「じゃあ…中村君、緩奈のこと送ってってあげて。もう半分寝てるようなもんだし。」
「え、いいのかな…一応初対面だし…」
「いいよー。はい、住所これね。気を付けてね。緩奈に変なことしたら私が怒るよ?」
「ありがと。…じゃあお先に。2人も仲良くね。よいしょ…緩奈ちゃん靴履ける?」
「靴くらい履けますよ~!さぁもう一軒だ~!」
「えぇ?…もう…飲んじゃだめだよ」
うとうとしている緩奈の肩を持ちながら店から出ていく中村君。
2人もって、どういう意味なの中村君?
緩奈はいつもなら酔わないのに。今日は何かあったのかも知れない。
私のことばかり心配してくれて…。
きっと中村君が私の代わりに相談相手になってくれていたのだろう。
「い、行っちゃったね…。」
「あぁ。…俺らも出るか。」
「…うん。」
お会計を済ませて、さっきよりも少しだけ寒くなった外に出る。
中村君の最後の言葉のことがあるせいか、少しだけ気まずい。
いかんいかん。
ただでさえ先輩と気まずいのに、藤崎とまでこんなことになったら会社に行くのがさらに億劫になってしまう。

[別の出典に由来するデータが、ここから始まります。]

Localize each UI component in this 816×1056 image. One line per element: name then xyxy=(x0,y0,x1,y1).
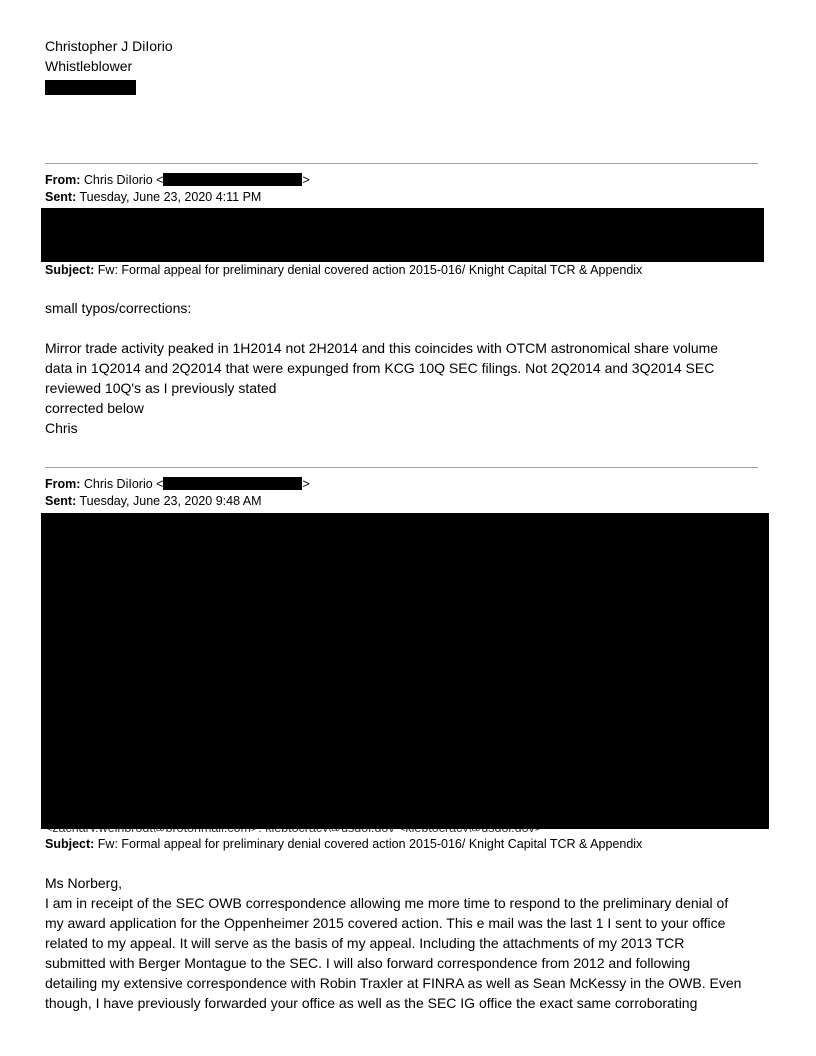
body-line: detailing my extensive correspondence with Robin Traxler at FINRA as well as Sean McKessy in the OWB. Even xyxy=(45,975,742,991)
subject-label: Subject: xyxy=(45,837,95,851)
email2-subject-line xyxy=(45,836,642,853)
email1-subject-line xyxy=(45,262,642,279)
email1-divider xyxy=(45,163,758,164)
body-line xyxy=(45,318,765,338)
redaction-header xyxy=(45,80,136,95)
subject-label: Subject: xyxy=(45,263,95,277)
sent-value: Tuesday, June 23, 2020 9:48 AM xyxy=(79,494,262,508)
body-line: corrected below xyxy=(45,400,144,416)
body-line: submitted with Berger Montague to the SEC. I will also forward correspondence from 2012 and following xyxy=(45,955,691,971)
from-label: From: xyxy=(45,477,81,491)
body-line: I am in receipt of the SEC OWB correspondence allowing me more time to respond to the preliminary denial of xyxy=(45,895,729,911)
email1-from-line xyxy=(45,172,310,189)
email2-divider xyxy=(45,467,758,468)
email1-body xyxy=(45,298,765,438)
body-line: small typos/corrections: xyxy=(45,300,192,316)
body-line: Chris xyxy=(45,420,78,436)
redaction-from-email xyxy=(163,173,302,186)
email2-sent-line xyxy=(45,493,262,510)
body-line: Mirror trade activity peaked in 1H2014 not 2H2014 and this coincides with OTCM astronomical share volume xyxy=(45,340,719,356)
body-line: my award application for the Oppenheimer 2015 covered action. This e mail was the last 1 I sent to your office xyxy=(45,915,726,931)
subject-value: Fw: Formal appeal for preliminary denial covered action 2015-016/ Knight Capital TCR & Appendix xyxy=(97,837,643,851)
body-line: though, I have previously forwarded your office as well as the SEC IG office the exact same corroborating xyxy=(45,995,698,1011)
author-role: Whistleblower xyxy=(45,58,133,74)
sent-label: Sent: xyxy=(45,494,77,508)
from-name: Chris DiIorio < xyxy=(83,477,164,491)
sent-label: Sent: xyxy=(45,190,77,204)
sent-value: Tuesday, June 23, 2020 4:11 PM xyxy=(79,190,262,204)
greeting: Ms Norberg, xyxy=(45,875,123,891)
email2-body xyxy=(45,873,765,1013)
from-close: > xyxy=(302,477,310,491)
email2-from-line xyxy=(45,476,310,493)
email1-sent-line xyxy=(45,189,261,206)
author-name: Christopher J DiIorio xyxy=(45,38,173,54)
from-label: From: xyxy=(45,173,81,187)
from-close: > xyxy=(302,173,310,187)
subject-value: Fw: Formal appeal for preliminary denial covered action 2015-016/ Knight Capital TCR & Appendix xyxy=(97,263,643,277)
redaction-recipients-2 xyxy=(41,513,769,829)
body-line: reviewed 10Q's as I previously stated xyxy=(45,380,277,396)
redaction-recipients-1 xyxy=(41,208,764,262)
body-line: data in 1Q2014 and 2Q2014 that were expunged from KCG 10Q SEC filings. Not 2Q2014 and 3Q2014 SEC xyxy=(45,360,715,376)
redaction-from-email xyxy=(163,477,302,490)
from-name: Chris DiIorio < xyxy=(83,173,164,187)
body-line: related to my appeal. It will serve as the basis of my appeal. Including the attachments of my 2013 TCR xyxy=(45,935,685,951)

「なぁ。俺まだ飲み足りないんだけど、飲みなおしていい?」
「藤崎そんなにお酒強かったっけ?…じゃあ、あの路地のとこ行く?料理が美味しいって噂が…」
「さっきは…あんまり飲めなかったんだよ。そこでいいや。行くぞ。」
最初の方は何を言ってるか聞き取れなかった。
1歩先を歩く藤崎についていく。
そういえば2人で何かするのってこの間のプレゼン以来だなぁ。
肩幅の広い後姿を見て、やっぱり男の人だなぁ…と思う。